The fundamental issue is not one of intent. Cash support can provide short-term relief, particularly to women who often bear the brunt of household vulnerability. However, it cannot substitute for a broader developmental framework that generates employment, strengthens public services, and builds long-term economic resilience. Societies have historically achieved upward mobility through welfare systems grounded in jobs and public provisioning. Cash handouts, by contrast, offer temporary comfort but rarely alter structural realities.

India’s political economy has become increasingly centred on direct transfers. Over the past two years, the number of states offering largely unconditional cash support to women has surged from two to twelve. According to the 2025–26 budget estimates, states collectively plan to spend ₹1.68 trillion—around 0.5% of GDP—on these schemes.

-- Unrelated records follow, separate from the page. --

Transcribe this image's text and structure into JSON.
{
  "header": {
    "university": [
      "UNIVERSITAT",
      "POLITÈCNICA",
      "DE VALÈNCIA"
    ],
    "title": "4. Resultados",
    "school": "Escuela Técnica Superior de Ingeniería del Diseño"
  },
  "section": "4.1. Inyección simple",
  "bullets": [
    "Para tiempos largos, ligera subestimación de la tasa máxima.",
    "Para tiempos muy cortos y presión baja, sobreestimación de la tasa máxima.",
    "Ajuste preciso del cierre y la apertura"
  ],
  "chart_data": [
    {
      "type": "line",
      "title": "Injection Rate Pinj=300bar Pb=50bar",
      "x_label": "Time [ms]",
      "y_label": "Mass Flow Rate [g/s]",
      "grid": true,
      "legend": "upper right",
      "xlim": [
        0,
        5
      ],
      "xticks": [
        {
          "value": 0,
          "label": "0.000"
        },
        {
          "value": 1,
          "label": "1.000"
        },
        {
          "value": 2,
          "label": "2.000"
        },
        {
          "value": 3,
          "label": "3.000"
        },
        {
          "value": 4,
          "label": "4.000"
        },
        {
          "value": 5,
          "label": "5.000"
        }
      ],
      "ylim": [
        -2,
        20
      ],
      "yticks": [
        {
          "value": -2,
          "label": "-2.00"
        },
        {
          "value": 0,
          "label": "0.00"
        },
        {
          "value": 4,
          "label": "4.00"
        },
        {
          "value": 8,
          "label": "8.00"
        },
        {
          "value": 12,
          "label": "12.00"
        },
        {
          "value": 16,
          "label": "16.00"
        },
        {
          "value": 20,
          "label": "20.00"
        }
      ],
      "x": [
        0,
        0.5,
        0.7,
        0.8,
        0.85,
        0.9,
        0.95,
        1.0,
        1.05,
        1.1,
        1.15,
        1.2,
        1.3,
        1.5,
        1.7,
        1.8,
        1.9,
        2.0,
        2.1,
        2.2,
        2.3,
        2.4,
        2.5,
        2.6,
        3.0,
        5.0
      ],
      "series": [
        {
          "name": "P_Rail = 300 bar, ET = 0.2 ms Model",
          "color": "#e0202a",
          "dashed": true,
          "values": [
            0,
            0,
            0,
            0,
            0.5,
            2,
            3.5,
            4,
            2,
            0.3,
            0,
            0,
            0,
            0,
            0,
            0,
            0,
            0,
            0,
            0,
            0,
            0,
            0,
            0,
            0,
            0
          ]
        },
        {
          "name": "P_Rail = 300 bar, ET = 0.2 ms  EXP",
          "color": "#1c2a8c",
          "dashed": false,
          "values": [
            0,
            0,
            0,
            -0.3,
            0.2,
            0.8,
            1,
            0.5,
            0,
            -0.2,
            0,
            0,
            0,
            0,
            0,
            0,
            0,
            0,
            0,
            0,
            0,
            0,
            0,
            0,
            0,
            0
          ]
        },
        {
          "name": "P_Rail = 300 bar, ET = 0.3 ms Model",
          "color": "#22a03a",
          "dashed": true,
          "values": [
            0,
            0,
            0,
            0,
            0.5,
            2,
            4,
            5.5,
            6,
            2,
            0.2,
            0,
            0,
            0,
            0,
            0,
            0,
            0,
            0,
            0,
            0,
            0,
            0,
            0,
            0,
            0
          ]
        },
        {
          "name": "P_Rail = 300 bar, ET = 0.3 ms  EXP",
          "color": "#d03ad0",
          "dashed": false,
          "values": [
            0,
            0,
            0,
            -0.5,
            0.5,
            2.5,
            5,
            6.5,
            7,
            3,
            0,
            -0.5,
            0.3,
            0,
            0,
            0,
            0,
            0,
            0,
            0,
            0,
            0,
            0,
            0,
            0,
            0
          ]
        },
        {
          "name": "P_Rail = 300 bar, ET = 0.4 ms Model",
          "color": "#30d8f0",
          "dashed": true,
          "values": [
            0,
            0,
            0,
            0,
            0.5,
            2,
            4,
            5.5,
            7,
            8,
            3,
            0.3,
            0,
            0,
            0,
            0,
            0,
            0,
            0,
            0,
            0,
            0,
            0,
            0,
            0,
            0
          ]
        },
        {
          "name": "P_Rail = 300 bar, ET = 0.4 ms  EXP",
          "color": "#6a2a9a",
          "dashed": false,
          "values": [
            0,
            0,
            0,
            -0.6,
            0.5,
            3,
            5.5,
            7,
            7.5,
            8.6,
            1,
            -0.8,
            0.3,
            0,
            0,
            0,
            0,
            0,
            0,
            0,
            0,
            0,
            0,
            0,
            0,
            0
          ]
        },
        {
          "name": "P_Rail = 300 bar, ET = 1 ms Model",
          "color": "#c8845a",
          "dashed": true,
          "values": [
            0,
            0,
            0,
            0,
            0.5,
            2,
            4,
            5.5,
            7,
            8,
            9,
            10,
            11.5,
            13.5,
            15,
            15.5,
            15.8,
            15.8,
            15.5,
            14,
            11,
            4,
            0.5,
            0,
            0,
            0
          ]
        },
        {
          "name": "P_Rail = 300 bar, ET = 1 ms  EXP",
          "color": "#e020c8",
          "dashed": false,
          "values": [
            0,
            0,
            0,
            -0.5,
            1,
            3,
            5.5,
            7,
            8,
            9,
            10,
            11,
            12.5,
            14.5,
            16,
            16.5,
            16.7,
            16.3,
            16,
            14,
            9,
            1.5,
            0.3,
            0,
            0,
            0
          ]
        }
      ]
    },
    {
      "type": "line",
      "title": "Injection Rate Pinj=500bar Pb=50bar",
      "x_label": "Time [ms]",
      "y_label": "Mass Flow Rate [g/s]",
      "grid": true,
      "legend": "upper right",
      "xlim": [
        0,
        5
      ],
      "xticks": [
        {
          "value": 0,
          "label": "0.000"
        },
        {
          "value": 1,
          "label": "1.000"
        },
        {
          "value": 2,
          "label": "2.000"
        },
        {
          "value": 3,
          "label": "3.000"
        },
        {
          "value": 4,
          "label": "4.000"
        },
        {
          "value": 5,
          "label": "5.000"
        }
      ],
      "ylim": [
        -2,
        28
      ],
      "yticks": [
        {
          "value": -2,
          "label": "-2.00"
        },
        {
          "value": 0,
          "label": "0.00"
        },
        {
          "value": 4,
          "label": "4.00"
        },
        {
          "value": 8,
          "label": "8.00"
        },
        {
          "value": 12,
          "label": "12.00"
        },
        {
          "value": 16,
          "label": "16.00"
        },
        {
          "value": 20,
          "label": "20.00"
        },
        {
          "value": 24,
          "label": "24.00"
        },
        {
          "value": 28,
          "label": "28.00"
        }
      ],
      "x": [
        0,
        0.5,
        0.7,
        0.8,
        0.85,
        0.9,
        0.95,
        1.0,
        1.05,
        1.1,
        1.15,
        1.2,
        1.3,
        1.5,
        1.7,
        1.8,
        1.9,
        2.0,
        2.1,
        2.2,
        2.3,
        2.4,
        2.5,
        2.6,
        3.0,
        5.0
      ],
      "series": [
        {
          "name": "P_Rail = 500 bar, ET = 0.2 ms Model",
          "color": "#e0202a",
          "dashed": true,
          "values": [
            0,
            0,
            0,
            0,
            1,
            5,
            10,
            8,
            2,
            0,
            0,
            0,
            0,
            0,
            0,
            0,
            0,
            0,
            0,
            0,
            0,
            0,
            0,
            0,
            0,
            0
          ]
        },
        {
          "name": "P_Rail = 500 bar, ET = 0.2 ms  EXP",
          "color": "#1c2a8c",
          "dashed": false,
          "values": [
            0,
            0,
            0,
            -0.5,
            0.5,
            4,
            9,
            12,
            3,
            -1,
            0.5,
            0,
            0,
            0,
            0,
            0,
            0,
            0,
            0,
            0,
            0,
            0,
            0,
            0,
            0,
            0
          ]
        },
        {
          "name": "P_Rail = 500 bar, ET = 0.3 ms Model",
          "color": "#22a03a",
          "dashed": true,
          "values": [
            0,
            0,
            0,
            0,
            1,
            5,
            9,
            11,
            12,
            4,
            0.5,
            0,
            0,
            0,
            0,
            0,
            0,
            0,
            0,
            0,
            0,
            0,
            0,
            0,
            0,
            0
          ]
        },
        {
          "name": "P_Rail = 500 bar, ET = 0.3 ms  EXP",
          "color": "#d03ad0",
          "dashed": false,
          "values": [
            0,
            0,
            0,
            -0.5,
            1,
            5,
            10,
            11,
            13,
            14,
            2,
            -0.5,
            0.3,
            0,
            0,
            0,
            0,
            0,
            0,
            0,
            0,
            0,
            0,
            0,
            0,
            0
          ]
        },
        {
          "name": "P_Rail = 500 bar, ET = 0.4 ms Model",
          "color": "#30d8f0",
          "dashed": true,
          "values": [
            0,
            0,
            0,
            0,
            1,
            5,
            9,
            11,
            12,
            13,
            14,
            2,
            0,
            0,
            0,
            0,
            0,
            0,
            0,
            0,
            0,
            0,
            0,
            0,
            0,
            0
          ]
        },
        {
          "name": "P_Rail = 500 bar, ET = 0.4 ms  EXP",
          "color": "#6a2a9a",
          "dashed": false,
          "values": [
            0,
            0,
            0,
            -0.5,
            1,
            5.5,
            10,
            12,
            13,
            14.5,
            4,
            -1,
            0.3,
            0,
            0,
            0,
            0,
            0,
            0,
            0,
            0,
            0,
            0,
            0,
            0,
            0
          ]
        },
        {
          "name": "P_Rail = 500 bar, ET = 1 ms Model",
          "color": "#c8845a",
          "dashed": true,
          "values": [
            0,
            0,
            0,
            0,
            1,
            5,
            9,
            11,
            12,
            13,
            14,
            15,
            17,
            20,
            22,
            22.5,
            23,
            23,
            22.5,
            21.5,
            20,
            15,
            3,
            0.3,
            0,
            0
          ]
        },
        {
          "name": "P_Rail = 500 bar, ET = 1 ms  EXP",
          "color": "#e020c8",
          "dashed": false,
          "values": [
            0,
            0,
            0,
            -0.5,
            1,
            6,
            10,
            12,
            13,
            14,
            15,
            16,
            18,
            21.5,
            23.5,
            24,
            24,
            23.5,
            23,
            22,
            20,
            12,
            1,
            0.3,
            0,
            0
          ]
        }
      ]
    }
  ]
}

Some states now allocate as much as 10% of their revenue receipts to direct benefits of this nature. Of the twelve states with unconditional, women-focused transfers, six are projected to run revenue deficits in 2025–26, indicating that welfare politics is now outpacing revenue strength. 

This surge has been propelled by the growing political influence of women voters. Schemes such as Maharashtra’s Ladki Bahin, Madhya Pradesh’s Ladli Behna, and Tamil Nadu’s Kalaignar Magalir Urimai Thogai have all been credited with shoring up ruling parties’ electoral positions. Cash, once a supplementary measure, has become the central instrument of political consolidation.

Yet this approach carries a fiscal cost that is becoming increasingly untenable. Bihar offers a stark example. As India’s second-most populous and one of its lowest-income states, Bihar has limited fiscal space for high-cost, universal-style cash transfers. The combined cost of poll promises made by the Rashtriya Janata Dal–Indian National Congress alliance, and the ruling Bharatiya Janata Party–Janata Dal (United) coalition could reach ₹1.2–1.3 trillion—nearly one-third of the state’s entire budget—leaving scant room for essential sectors such as health, education, infrastructure, and policing.

 

In other words, one political promise could swallow nearly the entire pool of discretionary spending available to the state.

When recurrent cash schemes expand faster than state revenues, they create a structural mismatch between obligations and fiscal capacity. Unlike capital expenditure, which generates future returns, unconditional transfers represent a recurring liability that cannot be easily reversed once politically entrenched. This is the classic bind: such schemes deliver electoral rewards today but lock governments into commitments that erode investment, weaken public services, and stifle growth potential.

The lesson is clear. Cash transfers should complement welfare systems, not replace them. States must prioritise durable foundations—employment, education, healthcare, and opportunity—that empower citizens sustainably. Without that, the rise of transfer-led politics may yield short-term electoral dividends but leave state finances fragile and the broader development journey incomplete.